I read a fascinating article by George P. Landow today on the implications of hypertext on electronic publishing - a refreshing change after slogging through Kristeva and Greene. It seems to me that the difference between the reader of a physical text and the reader of a virtual one is activity - to use Landow's language, the hypertext reader is active. He/she is able to engage with the text on levels that far surpass in interactivity their engagement with a physical text, via numerous practices of linking. However, it's up to the reader to take advantage of these practices.

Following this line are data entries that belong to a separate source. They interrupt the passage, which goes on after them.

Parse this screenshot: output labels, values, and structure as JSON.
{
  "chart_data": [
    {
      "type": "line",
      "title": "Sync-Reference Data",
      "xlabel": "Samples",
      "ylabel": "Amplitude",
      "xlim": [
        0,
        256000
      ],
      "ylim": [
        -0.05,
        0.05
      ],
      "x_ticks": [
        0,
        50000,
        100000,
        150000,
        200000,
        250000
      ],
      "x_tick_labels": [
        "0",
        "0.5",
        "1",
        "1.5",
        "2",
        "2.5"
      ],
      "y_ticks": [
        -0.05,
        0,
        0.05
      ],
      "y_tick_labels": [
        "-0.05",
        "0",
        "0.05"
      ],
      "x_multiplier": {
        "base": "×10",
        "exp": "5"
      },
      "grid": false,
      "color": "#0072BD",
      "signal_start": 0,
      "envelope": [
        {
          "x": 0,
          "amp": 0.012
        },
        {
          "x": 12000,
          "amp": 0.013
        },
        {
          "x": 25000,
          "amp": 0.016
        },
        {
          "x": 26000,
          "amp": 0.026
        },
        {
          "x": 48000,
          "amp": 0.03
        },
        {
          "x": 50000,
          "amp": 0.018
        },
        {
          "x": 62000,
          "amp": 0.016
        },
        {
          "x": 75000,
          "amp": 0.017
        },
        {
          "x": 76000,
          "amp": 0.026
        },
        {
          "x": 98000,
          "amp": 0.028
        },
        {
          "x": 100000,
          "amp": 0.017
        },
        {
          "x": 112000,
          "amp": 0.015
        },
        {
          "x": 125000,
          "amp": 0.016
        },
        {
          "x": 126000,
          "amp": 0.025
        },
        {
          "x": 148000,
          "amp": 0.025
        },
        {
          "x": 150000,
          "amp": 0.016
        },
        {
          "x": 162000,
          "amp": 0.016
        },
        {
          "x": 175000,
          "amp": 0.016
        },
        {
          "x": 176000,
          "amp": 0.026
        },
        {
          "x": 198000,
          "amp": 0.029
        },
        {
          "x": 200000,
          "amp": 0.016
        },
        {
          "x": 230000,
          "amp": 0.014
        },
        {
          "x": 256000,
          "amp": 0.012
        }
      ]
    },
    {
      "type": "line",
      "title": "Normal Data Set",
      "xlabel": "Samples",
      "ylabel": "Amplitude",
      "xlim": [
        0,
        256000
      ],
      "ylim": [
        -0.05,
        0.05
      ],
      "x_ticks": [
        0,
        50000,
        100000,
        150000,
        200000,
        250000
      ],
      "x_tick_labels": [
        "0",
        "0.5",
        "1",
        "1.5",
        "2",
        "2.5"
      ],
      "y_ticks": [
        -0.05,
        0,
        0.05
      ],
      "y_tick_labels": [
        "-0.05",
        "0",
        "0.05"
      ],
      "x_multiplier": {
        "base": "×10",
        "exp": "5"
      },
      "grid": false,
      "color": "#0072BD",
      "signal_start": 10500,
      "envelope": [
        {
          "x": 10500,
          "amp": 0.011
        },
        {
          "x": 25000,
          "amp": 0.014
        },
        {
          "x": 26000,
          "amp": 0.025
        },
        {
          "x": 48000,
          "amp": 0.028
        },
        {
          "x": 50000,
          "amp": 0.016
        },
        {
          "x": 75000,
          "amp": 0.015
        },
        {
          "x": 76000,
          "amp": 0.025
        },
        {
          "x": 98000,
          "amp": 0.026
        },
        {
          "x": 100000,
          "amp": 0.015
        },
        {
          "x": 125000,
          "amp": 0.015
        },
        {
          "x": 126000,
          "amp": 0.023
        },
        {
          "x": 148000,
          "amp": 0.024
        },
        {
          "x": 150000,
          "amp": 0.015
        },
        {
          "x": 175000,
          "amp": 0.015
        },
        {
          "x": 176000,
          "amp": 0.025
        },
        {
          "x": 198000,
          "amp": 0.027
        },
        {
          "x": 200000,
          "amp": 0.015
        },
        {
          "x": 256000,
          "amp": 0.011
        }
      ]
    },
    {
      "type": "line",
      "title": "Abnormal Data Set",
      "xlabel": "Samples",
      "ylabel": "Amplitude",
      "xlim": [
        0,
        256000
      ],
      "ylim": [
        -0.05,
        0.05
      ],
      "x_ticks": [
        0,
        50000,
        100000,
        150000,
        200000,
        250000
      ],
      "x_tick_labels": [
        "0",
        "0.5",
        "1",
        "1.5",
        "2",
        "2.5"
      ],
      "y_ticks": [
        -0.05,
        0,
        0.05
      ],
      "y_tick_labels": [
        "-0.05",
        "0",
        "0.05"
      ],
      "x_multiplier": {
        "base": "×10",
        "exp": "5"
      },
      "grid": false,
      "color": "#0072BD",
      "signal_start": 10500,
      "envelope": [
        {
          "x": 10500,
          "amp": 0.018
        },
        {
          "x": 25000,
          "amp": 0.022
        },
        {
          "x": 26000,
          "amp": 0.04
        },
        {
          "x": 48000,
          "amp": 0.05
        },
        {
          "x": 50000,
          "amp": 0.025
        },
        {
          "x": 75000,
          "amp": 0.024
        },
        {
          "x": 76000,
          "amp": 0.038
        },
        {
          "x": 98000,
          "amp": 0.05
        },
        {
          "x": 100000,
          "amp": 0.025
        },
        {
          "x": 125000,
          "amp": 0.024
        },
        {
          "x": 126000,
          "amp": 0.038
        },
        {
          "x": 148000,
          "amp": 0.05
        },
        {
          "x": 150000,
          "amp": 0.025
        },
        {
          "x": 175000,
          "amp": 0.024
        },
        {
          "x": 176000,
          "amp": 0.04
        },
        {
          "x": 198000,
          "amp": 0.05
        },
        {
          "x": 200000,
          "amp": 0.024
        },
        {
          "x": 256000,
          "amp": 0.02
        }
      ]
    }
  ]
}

Vannevar Bush came up with the idea for the Memex system and predicted the existence of Wikipedia over sixty years ago: "wholly new forms of encyclopedias will appear, ready-made with a mesh of associative trails running through them, ready to be dropped into the memex and there amplified." I find the idea of the dynamic online text very interesting. When I ask people about reading books on their computers, the answer is always similar: they'd rather hold a book in their hands. I think what they're really talking about is more associative. People spend hours at their computers every day: reading, making trails, absorbing information. But when it comes to the idea of reading a novel, they dissociate it from the computer, itself a signifier of open-ended information, a wellspring far too large and seemingly infinite to comprehend actually finishing a text. When we read online, we do so to learn, which is a continual process. We don't regard a novel in such a way. A novel is physically finite and armed with a beginning that proceeds to an end, regardless of our poststructural interpretations.

I have a feeling that this society will evolve to become increasingly active in their engagement with texts of all sorts. Landow makes the argument that books presented the same kind of technological impact when the printing press made documents available on a mass scale, and hypertext is no different. Eventually we're going to see texts existing in a completely dynamic state. There will be no such thing as a novel without visual and theoretical aid, without the option to access parallel studies, contexts and critical opinions including those of our own. We'll be able to build bridges between all texts and immerse literature so far into the intertextual that the notion of authority will completely break apart. The implications are astounding. It's just a matter of how it will be marketed.

I bought a copy of Beetlejuice at the grocery store today and watched it along with some X-Files over dinner. I'm almost finished with Season 2 and it's featured half of the members of Hard Core Logo in roles (half the fun of watching a US series filmed up north are the familiar faces that pop up). I also finished putting together Andrea's present, but given that she reads this page I won't divulge its contents (patience cookie).

Bywords sent me a check for a poem of mine they published in their Quarterly Journal. It's the first time I've ever made money off of my writing. $5. I'm thinking I might frame it.